Signalement à la DGCCRF
La Direction générale de la concurrence, de la consommation et de la répression des fraudes est compétente pour les sociétés de recouvrement. Un signalement peut être déposé en ligne ou par courrier. La DGCCRF peut mener une enquête et sanctionner les pratiques abusives.
Plainte pénale pour harcèlement
Si les relances persistent malgré votre courrier de contestation, un dépôt de plainte auprès du commissariat ou directement au procureur de la République est possible. La plainte doit s’appuyer sur des preuves concrètes : relevé d’appels, copies de courriers, témoignages.
Saisine du juge de l’exécution
En cas de saisie effectuée sans titre exécutoire valide, ou si une procédure d’exécution dépasse les limites légales, le juge de l’exécution du tribunal judiciaire peut être saisi. Ce recours permet aussi de faire valoir le solde bancaire insaisissable (SBI), rappelé par la Banque de France : lors d’une saisie sur compte, une somme minimale doit rester disponible pour le débiteur.
- Courrier recommandé de contestation à la société de recouvrement
- Signalement à la DGCCRF pour pratiques commerciales trompeuses
- Dépôt de plainte pénale si le harcèlement persiste malgré la mise en demeure
- Saisine du juge de l’exécution en cas de saisie irrégulière
- Consultation d’un avocat spécialisé en droit de la consommation ou en procédure civile d’exécution

Prescription des créances : un argument souvent décisif
Plusieurs témoignages sur Trustpilot mentionnent des relances pour des dettes anciennes, parfois liées à des crédits datant de plusieurs années. Le code de la consommation fixe un délai de prescription pour les créances entre un professionnel et un consommateur. Passé ce délai, la dette n’est plus juridiquement exigible.
Accepter un échéancier ou effectuer un paiement partiel peut interrompre cette prescription et relancer le compteur. Avant toute réponse à une relance de la SAS Huissiers Réunis, vérifier si la créance est prescrite constitue un réflexe à adopter systématiquement.
Un courrier de relance ne mentionne presque jamais la date d’origine de la créance ni la date du dernier paiement. C’est pourtant cette information qui détermine si la société a le droit de réclamer quoi que ce soit. Demander le décompte complet avec l’historique des paiements permet de trancher la question.

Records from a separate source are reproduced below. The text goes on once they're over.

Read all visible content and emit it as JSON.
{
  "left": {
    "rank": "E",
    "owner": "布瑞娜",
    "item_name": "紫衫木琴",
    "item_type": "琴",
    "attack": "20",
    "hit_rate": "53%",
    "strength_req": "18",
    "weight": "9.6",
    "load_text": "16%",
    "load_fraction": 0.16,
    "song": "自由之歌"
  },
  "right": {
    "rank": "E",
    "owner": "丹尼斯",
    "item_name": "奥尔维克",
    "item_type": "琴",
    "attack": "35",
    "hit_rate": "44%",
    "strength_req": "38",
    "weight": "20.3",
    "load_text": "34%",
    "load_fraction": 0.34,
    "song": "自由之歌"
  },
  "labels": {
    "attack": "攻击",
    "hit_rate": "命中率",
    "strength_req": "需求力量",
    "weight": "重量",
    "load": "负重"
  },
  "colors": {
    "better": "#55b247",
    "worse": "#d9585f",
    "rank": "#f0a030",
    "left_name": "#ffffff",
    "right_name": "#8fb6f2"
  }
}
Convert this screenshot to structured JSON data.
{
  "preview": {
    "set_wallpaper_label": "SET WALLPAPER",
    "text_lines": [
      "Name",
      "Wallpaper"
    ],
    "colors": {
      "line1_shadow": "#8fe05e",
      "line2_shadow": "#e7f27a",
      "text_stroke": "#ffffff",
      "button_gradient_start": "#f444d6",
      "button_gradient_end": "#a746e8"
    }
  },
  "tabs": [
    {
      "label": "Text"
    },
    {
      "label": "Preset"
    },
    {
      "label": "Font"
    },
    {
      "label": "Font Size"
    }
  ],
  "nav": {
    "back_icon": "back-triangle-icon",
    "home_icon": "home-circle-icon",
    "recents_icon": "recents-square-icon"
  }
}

La confusion entre recouvrement amiable et procédure judiciaire reste le principal levier de pression utilisé par ce type de structure. Un courrier qui ressemble à un acte officiel n’en est pas un. Vérifier le statut réel de l’expéditeur, exiger les preuves de la créance et documenter chaque contact suffisent, dans la majorité des cas, à mettre fin aux relances abusives.